People v Chunn
2020 NY Slip Op 01635 [181 AD3d 706]
March 11, 2020
Appellate Division, Second Department
Published by New York State Law Reporting Bureau pursuant to Judiciary Law § 431.
As corrected through Wednesday, April 29, 2020


[*1]
 The People of the State of New York, Respondent,
v
Christopher Chunn, Appellant.

Paul Skip Laisure, New York, NY (Yvonne Shivers of counsel), for appellant.

Melinda Katz, District Attorney, Kew Gardens, NY (John M. Castellano, Johnnette Traill, and Roni C. Piplani of counsel), for respondent.

Appeal by the defendant from a judgment of the Supreme Court, Queens County (John LaTella, J.), rendered June 9, 2015, convicting him of attempted murder in the second degree, attempted assault in the first degree, assault in the second degree, and criminal possession of a weapon in the second degree (two counts), upon a jury verdict, and imposing sentence.

Ordered that the judgment is affirmed.

Viewing the evidence in the light most favorable to the prosecution (see People v Contes, 60 NY2d 620 [1983]), the evidence was legally sufficient to establish the defendant's guilt of attempted murder in the second degree, attempted assault in the first degree, assault in the second degree, and criminal possession of a weapon in the second degree (two counts) beyond a reasonable doubt (see People v Lambert, 272 AD2d 413, 413-414 [2000]). Moreover, in fulfilling our responsibility to conduct an independent review of the weight of the evidence (see CPL 470.15 [5]; People v Danielson, 9 NY3d 342 [2007]), we nevertheless accord great deference to the jury's opportunity to view the witnesses, hear the testimony, and observe demeanor (see People v Mateo, 2 NY3d 383, 410 [2004]; People v Bleakley, 69 NY2d 490, 495 [1987]). Upon viewing the record here, we are satisfied that the verdict of guilt was not against the weight of the evidence (see People v Anderson, 130 AD3d 1055, 1056 [2015]; People v Allen, 107 AD3d 818, 818-819 [2013]; People v Lambert, 272 AD2d at 413-414).

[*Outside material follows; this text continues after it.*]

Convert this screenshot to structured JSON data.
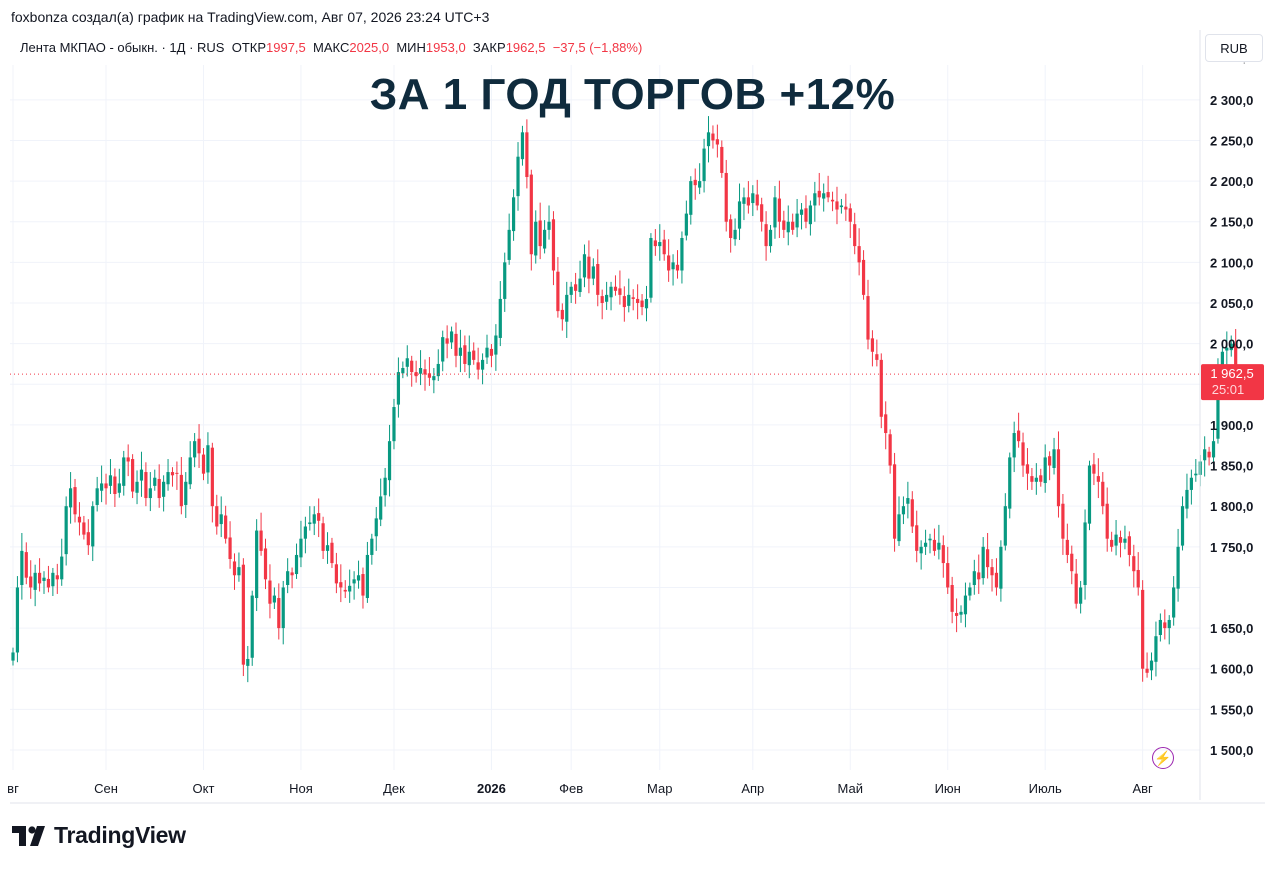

The defendant's contention that the Supreme Court erred in admitting evidence of a prior meeting between the defendant and the complainant is without merit. Contrary to the defendant's contention, this evidence was not Molineux evidence (see People v Molineux, 168 NY 264 [1901]) since it did not concern uncharged crimes or other bad acts (see People v Brewer, 28 NY3d 271, 276 [2016]; People v Myles, 172 AD3d 752, 753 [2019]).

The Supreme Court providently exercised its discretion in permitting the People to offer into evidence recordings of telephone calls the defendant made while in pretrial detention at Rikers Island Correctional Facility, as the recordings' probative value as evidence of consciousness of guilt outweighed their prejudicial effect (see People v Chrisostome, 167 AD3d 644, 644 [2018]; People v Moore, 118 AD3d 916, 918 [2014]). The court's ruling also did not violate the defendant's Fourth Amendment right to be free from unreasonable searches and seizures (see People v Diaz, 33 NY3d 92, 95 [2019]; People v Boyd, 175 AD3d 630, 631 [2019]; People v Chrisostome, 167 AD3d at 644).

The defendant's contention that certain remarks made by the prosecutor were improper is, for the most part, unpreserved for appellate review (see CPL 470.05 [2]; People v Beaupre, 170 AD3d 1031, 1033 [2019]). In any event, most of the challenged summation remarks were fair comments on the evidence and reasonable inferences to be drawn therefrom (see People v Anaka, 154 AD3d 870, 872 [2017]). To the extent that the prosecutor's remarks constituted improper burden shifting, the Supreme Court sustained defense counsel's objection, and the curative instructions provided by the court alleviated any prejudice that may have resulted from the remarks (see People v Morrison, 59 AD3d 569, 569 [2009]; People v Ramsey, 48 AD3d 709, 710 [2008]). To the extent that any of the remaining challenged remarks were improper, they were not so flagrant or pervasive as to have deprived the defendant of a fair trial (see People v Coleman, 148 AD3d 717, 718 [2017]; People v Almonte, 23 AD3d 392, 394 [2005]). Furthermore, defense counsel's failure to object to most of those remarks did not constitute ineffective assistance of counsel (see People v Johnson, 171 AD3d 1089, 1090-1091 [2019]).

The sentence imposed was not excessive (see People v Suitte, 90 AD2d 80 [1982]). Rivera, J.P., Chambers, Miller and Connolly, JJ., concur.